Figure 7.

Vps52p, Vps53p, and Vps54p coprecipitate as a 1:1:1 complex. Strains containing one or more epitope-tagged proteins (as indicated) were subjected to immunoprecipitation under nondenaturing conditions with affinity-purified rabbit anti-myc antibodies. Copurifying proteins were subsequently detected by Western blotting with anti-myc (top panels) or anti-HA (center panels) mouse mAbs and species-specific secondary antibodies.

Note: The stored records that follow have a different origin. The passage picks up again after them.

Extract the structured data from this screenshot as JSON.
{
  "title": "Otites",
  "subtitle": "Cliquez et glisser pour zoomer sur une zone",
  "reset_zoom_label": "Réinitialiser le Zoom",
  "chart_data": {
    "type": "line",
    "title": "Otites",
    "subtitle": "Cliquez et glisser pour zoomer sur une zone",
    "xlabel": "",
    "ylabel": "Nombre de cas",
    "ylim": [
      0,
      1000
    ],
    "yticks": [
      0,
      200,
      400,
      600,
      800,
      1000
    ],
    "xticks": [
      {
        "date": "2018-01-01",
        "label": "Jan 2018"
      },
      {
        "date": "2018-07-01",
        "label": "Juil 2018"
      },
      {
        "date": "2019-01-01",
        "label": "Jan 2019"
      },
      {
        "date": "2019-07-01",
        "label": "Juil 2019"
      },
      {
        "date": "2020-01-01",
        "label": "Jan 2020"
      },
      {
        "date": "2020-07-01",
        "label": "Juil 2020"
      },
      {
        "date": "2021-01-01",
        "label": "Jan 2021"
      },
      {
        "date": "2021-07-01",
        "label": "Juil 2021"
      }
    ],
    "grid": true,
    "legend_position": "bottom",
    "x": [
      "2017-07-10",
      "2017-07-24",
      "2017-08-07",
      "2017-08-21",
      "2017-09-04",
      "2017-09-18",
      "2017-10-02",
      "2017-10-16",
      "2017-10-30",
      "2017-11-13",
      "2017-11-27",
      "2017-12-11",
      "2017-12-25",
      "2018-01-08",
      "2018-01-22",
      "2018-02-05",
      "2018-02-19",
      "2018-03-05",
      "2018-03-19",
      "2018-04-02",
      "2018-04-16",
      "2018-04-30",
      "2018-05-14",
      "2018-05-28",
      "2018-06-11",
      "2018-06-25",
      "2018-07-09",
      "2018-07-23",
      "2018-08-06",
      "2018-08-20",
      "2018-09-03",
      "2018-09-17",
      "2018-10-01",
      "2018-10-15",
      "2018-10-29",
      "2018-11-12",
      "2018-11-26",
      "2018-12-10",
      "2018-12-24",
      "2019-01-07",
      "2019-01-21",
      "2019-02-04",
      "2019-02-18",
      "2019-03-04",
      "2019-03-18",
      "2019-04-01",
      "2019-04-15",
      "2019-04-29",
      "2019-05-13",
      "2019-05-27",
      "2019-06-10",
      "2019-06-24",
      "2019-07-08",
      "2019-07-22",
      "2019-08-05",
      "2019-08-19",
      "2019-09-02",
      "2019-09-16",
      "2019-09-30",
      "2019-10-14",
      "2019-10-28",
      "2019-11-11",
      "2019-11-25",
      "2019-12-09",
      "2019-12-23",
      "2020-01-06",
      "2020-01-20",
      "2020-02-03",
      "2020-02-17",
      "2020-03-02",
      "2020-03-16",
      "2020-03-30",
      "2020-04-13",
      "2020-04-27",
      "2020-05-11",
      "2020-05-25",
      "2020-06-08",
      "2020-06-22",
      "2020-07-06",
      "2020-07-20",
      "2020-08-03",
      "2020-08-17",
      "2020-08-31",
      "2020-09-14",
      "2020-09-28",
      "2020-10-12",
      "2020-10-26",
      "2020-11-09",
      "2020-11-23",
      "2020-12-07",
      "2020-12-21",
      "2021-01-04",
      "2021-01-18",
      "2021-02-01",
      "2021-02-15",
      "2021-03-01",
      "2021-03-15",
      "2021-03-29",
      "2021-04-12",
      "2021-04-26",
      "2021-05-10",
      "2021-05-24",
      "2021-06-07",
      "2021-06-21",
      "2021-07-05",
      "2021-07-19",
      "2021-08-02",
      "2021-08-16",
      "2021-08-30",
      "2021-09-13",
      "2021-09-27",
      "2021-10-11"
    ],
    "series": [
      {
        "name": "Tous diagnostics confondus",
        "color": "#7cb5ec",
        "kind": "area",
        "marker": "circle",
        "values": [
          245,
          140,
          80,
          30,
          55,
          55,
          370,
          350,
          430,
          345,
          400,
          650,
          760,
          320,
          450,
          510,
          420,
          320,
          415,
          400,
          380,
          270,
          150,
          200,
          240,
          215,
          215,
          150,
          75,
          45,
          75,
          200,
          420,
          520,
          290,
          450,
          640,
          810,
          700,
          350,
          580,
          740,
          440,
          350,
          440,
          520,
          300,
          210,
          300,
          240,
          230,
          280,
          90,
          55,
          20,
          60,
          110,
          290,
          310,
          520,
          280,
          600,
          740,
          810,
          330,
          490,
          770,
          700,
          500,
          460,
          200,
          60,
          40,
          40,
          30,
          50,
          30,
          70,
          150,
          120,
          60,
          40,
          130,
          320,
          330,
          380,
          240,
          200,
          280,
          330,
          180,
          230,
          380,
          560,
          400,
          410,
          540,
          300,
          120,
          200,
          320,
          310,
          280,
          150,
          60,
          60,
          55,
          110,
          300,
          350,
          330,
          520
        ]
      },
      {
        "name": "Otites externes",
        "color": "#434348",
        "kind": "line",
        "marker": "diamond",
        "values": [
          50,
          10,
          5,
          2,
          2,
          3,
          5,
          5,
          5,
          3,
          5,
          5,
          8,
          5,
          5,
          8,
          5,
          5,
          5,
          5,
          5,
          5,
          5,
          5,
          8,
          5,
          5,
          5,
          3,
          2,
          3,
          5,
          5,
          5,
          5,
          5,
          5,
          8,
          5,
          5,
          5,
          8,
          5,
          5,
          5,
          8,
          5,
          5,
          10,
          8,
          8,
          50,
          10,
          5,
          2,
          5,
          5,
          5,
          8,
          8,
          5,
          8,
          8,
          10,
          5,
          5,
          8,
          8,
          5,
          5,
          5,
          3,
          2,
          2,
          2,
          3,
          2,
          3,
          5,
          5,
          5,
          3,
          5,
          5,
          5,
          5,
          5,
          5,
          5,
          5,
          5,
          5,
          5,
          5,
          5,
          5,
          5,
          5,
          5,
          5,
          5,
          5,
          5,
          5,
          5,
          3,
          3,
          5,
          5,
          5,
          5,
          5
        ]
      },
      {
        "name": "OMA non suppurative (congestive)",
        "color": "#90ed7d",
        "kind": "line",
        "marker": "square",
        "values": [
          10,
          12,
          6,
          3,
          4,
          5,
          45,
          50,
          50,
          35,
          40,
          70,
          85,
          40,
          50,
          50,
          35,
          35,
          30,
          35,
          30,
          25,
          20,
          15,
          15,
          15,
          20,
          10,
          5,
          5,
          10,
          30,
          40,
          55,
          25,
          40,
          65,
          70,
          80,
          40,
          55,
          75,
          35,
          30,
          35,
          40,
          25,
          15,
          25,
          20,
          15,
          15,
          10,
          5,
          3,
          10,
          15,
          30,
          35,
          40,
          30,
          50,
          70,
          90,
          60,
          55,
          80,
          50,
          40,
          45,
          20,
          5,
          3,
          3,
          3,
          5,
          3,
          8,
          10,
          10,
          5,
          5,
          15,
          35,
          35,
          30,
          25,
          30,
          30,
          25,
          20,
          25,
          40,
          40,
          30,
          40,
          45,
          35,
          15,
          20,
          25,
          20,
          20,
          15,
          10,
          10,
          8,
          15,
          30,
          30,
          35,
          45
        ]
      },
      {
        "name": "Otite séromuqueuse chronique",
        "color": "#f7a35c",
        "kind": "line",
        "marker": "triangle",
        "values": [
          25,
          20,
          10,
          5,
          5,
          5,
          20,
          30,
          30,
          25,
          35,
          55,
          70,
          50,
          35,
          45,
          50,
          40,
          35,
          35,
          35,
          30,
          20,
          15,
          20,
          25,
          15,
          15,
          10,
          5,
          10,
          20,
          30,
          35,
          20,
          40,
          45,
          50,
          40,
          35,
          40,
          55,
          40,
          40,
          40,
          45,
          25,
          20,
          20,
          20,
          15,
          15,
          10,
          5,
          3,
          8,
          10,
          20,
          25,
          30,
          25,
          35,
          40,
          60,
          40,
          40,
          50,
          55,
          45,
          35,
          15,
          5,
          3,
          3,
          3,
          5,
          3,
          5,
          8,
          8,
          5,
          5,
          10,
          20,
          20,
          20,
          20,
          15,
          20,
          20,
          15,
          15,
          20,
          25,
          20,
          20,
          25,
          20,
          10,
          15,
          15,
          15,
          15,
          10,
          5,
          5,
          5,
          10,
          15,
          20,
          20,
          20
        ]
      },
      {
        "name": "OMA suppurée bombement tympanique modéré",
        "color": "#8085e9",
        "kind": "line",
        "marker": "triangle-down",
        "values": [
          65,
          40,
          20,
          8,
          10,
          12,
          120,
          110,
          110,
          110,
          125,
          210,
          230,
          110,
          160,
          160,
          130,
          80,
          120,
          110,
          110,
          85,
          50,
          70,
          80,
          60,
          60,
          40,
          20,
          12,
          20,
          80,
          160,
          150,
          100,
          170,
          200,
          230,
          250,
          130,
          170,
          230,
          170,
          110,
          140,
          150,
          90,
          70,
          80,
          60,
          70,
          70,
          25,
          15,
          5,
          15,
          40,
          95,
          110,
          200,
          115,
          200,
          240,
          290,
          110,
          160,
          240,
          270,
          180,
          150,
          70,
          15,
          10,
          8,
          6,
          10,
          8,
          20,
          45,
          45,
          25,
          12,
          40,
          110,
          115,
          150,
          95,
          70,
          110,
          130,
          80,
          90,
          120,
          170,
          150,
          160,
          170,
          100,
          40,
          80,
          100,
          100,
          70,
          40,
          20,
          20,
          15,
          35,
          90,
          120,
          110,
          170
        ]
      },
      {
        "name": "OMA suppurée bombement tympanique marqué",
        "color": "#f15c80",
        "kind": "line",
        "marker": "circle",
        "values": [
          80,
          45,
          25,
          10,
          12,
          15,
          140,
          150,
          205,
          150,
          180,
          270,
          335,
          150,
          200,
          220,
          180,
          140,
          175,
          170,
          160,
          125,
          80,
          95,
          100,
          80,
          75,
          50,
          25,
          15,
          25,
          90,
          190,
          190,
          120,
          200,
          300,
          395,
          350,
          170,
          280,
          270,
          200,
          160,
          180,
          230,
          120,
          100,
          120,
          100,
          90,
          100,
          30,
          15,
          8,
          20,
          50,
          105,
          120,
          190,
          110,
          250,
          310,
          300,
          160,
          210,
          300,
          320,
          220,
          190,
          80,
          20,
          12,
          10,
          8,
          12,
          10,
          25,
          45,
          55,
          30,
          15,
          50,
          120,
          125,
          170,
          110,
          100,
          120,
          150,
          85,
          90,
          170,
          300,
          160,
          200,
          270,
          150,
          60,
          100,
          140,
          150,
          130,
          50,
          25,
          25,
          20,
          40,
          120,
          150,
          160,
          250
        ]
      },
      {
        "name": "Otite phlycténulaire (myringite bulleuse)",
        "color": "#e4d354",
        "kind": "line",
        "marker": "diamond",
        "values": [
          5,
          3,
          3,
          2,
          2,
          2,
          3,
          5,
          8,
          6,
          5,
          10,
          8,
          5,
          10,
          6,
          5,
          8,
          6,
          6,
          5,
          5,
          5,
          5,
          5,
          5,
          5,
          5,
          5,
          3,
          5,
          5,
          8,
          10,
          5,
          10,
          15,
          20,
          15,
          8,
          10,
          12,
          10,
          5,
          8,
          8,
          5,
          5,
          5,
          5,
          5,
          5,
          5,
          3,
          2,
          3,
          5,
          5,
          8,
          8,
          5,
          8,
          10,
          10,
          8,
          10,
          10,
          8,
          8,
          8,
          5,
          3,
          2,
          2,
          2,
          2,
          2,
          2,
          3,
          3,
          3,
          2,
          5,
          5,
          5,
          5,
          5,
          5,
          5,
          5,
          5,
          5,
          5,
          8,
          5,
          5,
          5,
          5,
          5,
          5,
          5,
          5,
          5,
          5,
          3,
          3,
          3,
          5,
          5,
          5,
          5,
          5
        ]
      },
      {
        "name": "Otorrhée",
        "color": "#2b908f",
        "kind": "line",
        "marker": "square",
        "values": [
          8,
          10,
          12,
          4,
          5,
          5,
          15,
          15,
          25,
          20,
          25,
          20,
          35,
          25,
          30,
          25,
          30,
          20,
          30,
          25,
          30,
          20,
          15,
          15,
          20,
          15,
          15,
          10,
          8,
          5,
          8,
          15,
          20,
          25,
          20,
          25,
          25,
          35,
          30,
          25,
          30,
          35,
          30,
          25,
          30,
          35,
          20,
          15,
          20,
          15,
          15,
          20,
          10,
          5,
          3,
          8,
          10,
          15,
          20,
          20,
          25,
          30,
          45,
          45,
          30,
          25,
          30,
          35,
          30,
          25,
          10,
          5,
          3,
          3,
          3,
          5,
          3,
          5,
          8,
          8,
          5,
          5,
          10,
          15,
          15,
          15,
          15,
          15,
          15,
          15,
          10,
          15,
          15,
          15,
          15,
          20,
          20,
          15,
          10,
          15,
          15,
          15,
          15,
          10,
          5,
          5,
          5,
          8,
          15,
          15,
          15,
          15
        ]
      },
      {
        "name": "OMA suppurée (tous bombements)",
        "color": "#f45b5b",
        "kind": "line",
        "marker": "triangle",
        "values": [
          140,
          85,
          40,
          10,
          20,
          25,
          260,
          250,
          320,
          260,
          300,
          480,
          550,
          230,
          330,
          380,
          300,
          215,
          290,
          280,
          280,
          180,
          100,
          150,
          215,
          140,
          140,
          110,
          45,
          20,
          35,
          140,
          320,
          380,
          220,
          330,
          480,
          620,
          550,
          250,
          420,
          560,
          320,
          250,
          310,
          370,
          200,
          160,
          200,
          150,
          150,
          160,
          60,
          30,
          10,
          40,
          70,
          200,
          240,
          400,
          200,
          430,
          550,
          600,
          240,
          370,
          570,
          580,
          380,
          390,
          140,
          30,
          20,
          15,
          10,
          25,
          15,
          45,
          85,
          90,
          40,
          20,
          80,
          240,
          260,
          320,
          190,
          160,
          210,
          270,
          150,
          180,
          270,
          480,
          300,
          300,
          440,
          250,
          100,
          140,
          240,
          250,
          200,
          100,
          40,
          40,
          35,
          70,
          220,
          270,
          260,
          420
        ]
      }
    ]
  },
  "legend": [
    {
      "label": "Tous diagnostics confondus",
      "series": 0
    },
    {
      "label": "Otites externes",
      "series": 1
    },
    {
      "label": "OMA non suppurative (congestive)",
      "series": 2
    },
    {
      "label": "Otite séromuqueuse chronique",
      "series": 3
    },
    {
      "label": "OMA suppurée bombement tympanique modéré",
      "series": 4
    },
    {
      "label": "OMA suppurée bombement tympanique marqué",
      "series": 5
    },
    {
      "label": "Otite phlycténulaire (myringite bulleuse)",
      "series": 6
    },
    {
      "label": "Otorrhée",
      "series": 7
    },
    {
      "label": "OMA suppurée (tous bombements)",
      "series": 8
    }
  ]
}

Equal amounts of total cell lysates, as determined by Bradford assay, were also analyzed by Western blotting to determine the relative amounts of each HA-tagged protein in the extracts (bottom panels). Blots were visualized by chemiluminescence and quantified by chemifluorescence (see MATERIALS AND METHODS). All samples were processed in parallel; lanes 9 and 10 are identical. Apparent differences in the levels of Vps52p-myc and Vps54p-myc relative to Vps53p-myc are due to context dependence of the anti-myc mAb 9E10; all three proteins are recognized equally well by the rabbit anti-myc serum (our unpublished results). The following strains were used: lane 1, LCY228; lane 2, LCY226; lane 3, LCY227; lane 4, LCY233; lane 5, LCY237; lane 6, LCY234; lane 7, LCY229; lane 8, LCY235; lane 9, LCY256; lane 10, LCY256; lane 11, LCY226 + pLC65; lane 12, LCY228 + pLC75; lane 13, LCY234 + pLC104.